1. When connect() is used on blocking socket and fails for whatever reason, next connect() will make a new independent connection attempt (both on Windows and Unix). In non-blocking mode however (and Unix sockets are always in non-blocking mode in Wine) on Linux the next connect() will always return an error (unlike Windows which will make a new connect attempt if the previous one completed and failed). So in Wine now even for blocking socket connect() will fail if previous attempt failed and return WSAECONNABORTED. The error returned by Linux connect() will be ECONNABORTED if getsockopt(SO_ERROR) was called on the socket after connect completed with failure, and true connect() fail error if getsockopt wasn't called.

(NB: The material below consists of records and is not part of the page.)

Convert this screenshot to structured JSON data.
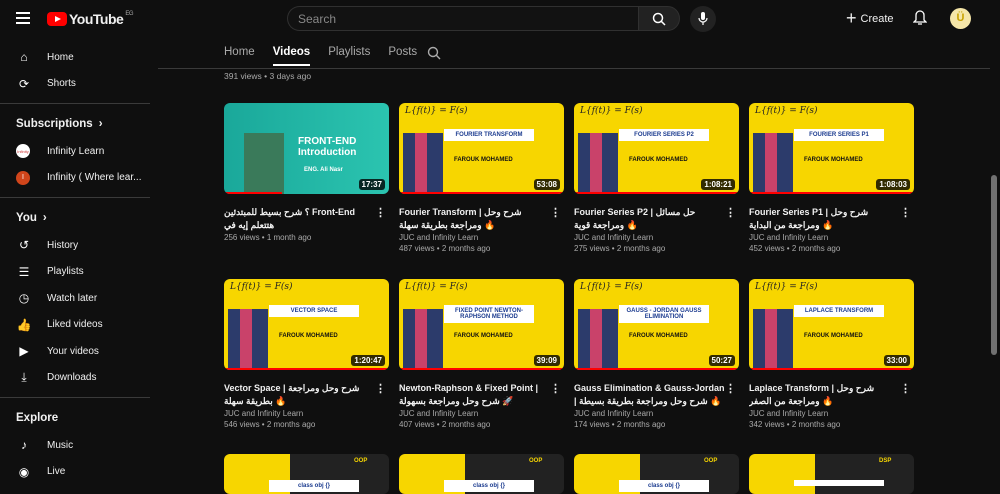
{
  "header": {
    "logo": "YouTube",
    "country": "EG",
    "search_placeholder": "Search",
    "create": "Create",
    "avatar": "Ü"
  },
  "sidebar": {
    "main": [
      {
        "label": "Home",
        "icon": "home-icon",
        "g": "⌂"
      },
      {
        "label": "Shorts",
        "icon": "shorts-icon",
        "g": "⟳"
      }
    ],
    "subscriptions_title": "Subscriptions",
    "subscriptions": [
      {
        "label": "Infinity Learn",
        "avatar": "Infinity",
        "color": "#ffffff"
      },
      {
        "label": "Infinity ( Where lear...",
        "avatar": "I",
        "color": "#d0451b"
      }
    ],
    "you_title": "You",
    "you": [
      {
        "label": "History",
        "icon": "history-icon",
        "g": "↺"
      },
      {
        "label": "Playlists",
        "icon": "playlists-icon",
        "g": "☰"
      },
      {
        "label": "Watch later",
        "icon": "clock-icon",
        "g": "◷"
      },
      {
        "label": "Liked videos",
        "icon": "thumbs-up-icon",
        "g": "👍"
      },
      {
        "label": "Your videos",
        "icon": "your-videos-icon",
        "g": "▶"
      },
      {
        "label": "Downloads",
        "icon": "download-icon",
        "g": "⤓"
      }
    ],
    "explore_title": "Explore",
    "explore": [
      {
        "label": "Music",
        "icon": "music-icon",
        "g": "♪"
      },
      {
        "label": "Live",
        "icon": "live-icon",
        "g": "◉"
      }
    ]
  },
  "tabs": [
    {
      "label": "Home"
    },
    {
      "label": "Videos",
      "active": true
    },
    {
      "label": "Playlists"
    },
    {
      "label": "Posts"
    }
  ],
  "previous_meta": "391 views • 3 days ago",
  "videos": [
    {
      "title": "؟ شرح بسيط للمبتدئين Front-End هتتعلم إيه في",
      "channel": "",
      "meta": "256 views • 1 month ago",
      "duration": "17:37",
      "thumb": "FRONT-END Introduction",
      "thumb_sub": "ENG. Ali Nasr",
      "style": "fe",
      "progress": 0.35
    },
    {
      "title": "Fourier Transform | شرح وحل ومراجعة بطريقة سهلة 🔥",
      "channel": "JUC and Infinity Learn",
      "meta": "487 views • 2 months ago",
      "duration": "53:08",
      "thumb": "FOURIER TRANSFORM",
      "thumb_sub": "FAROUK MOHAMED",
      "style": "math",
      "progress": 1
    },
    {
      "title": "Fourier Series P2 | حل مسائل ومراجعة قوية 🔥",
      "channel": "JUC and Infinity Learn",
      "meta": "275 views • 2 months ago",
      "duration": "1:08:21",
      "thumb": "FOURIER SERIES P2",
      "thumb_sub": "FAROUK MOHAMED",
      "style": "math",
      "progress": 1
    },
    {
      "title": "Fourier Series P1 | شرح وحل ومراجعة من البداية 🔥",
      "channel": "JUC and Infinity Learn",
      "meta": "452 views • 2 months ago",
      "duration": "1:08:03",
      "thumb": "FOURIER SERIES P1",
      "thumb_sub": "FAROUK MOHAMED",
      "style": "math",
      "progress": 1
    },
    {
      "title": "Vector Space | شرح وحل ومراجعة بطريقة سهلة 🔥",
      "channel": "JUC and Infinity Learn",
      "meta": "546 views • 2 months ago",
      "duration": "1:20:47",
      "thumb": "VECTOR SPACE",
      "thumb_sub": "FAROUK MOHAMED",
      "style": "math",
      "progress": 1
    },
    {
      "title": "Newton-Raphson & Fixed Point | شرح وحل ومراجعة بسهولة 🚀",
      "channel": "JUC and Infinity Learn",
      "meta": "407 views • 2 months ago",
      "duration": "39:09",
      "thumb": "FIXED POINT NEWTON-RAPHSON METHOD",
      "thumb_sub": "FAROUK MOHAMED",
      "style": "math",
      "progress": 1
    },
    {
      "title": "Gauss Elimination & Gauss-Jordan | شرح وحل ومراجعة بطريقة بسيطة 🔥",
      "channel": "JUC and Infinity Learn",
      "meta": "174 views • 2 months ago",
      "duration": "50:27",
      "thumb": "GAUSS - JORDAN GAUSS ELIMINATION",
      "thumb_sub": "FAROUK MOHAMED",
      "style": "math",
      "progress": 1
    },
    {
      "title": "Laplace Transform | شرح وحل ومراجعة من الصفر 🔥",
      "channel": "JUC and Infinity Learn",
      "meta": "342 views • 2 months ago",
      "duration": "33:00",
      "thumb": "LAPLACE TRANSFORM",
      "thumb_sub": "FAROUK MOHAMED",
      "style": "math",
      "progress": 1
    },
    {
      "title": "",
      "channel": "",
      "meta": "",
      "duration": "",
      "thumb": "class obj {}",
      "thumb_sub": "OOP",
      "style": "code",
      "progress": 0
    },
    {
      "title": "",
      "channel": "",
      "meta": "",
      "duration": "",
      "thumb": "class obj {}",
      "thumb_sub": "OOP",
      "style": "code",
      "progress": 0
    },
    {
      "title": "",
      "channel": "",
      "meta": "",
      "duration": "",
      "thumb": "class obj {}",
      "thumb_sub": "OOP",
      "style": "code",
      "progress": 0
    },
    {
      "title": "",
      "channel": "",
      "meta": "",
      "duration": "",
      "thumb": "",
      "thumb_sub": "DSP",
      "style": "code",
      "progress": 0
    }
  ]
}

2. connect() on blocking socket times out after ~21sec on Windows and after ~130 sec on Linux. That is the case when peer doesn't actively reject connection but just never replies anything. That is, client sent SYN and never heard back. So much longer timeout leads to what is seen as hang on exit in one game, but probably more important that it affect much more in various apps provoking timeouts or huge delays not just on exit.
I did not find a way to set connect() timeout for socket on Windows. That difference mostly corresponds to number of SYN send retries. That is 7 on Linux by default and 4 on Windows (the delay between attempts starts from 1s and is doubled on each next attempt). There is TCP_SYNCNT socket option (Linux specific now, unfortunately) which allows to set the number of retries. Setting that to 4 yields 32 sec timeout (vs 21 sec on Windows). The remaining difference is probably due to different amount of time waited after last SYN is sent. There is also TCP_USER_TIMEOUT parameter which allows to effectively set the delay exactly, but it might interfere with SO_KEEPALIVE somehow and I hope that 32 vs 21 is not that critical already as 130 vs 21 and probably we can avoid complicating the thing with it.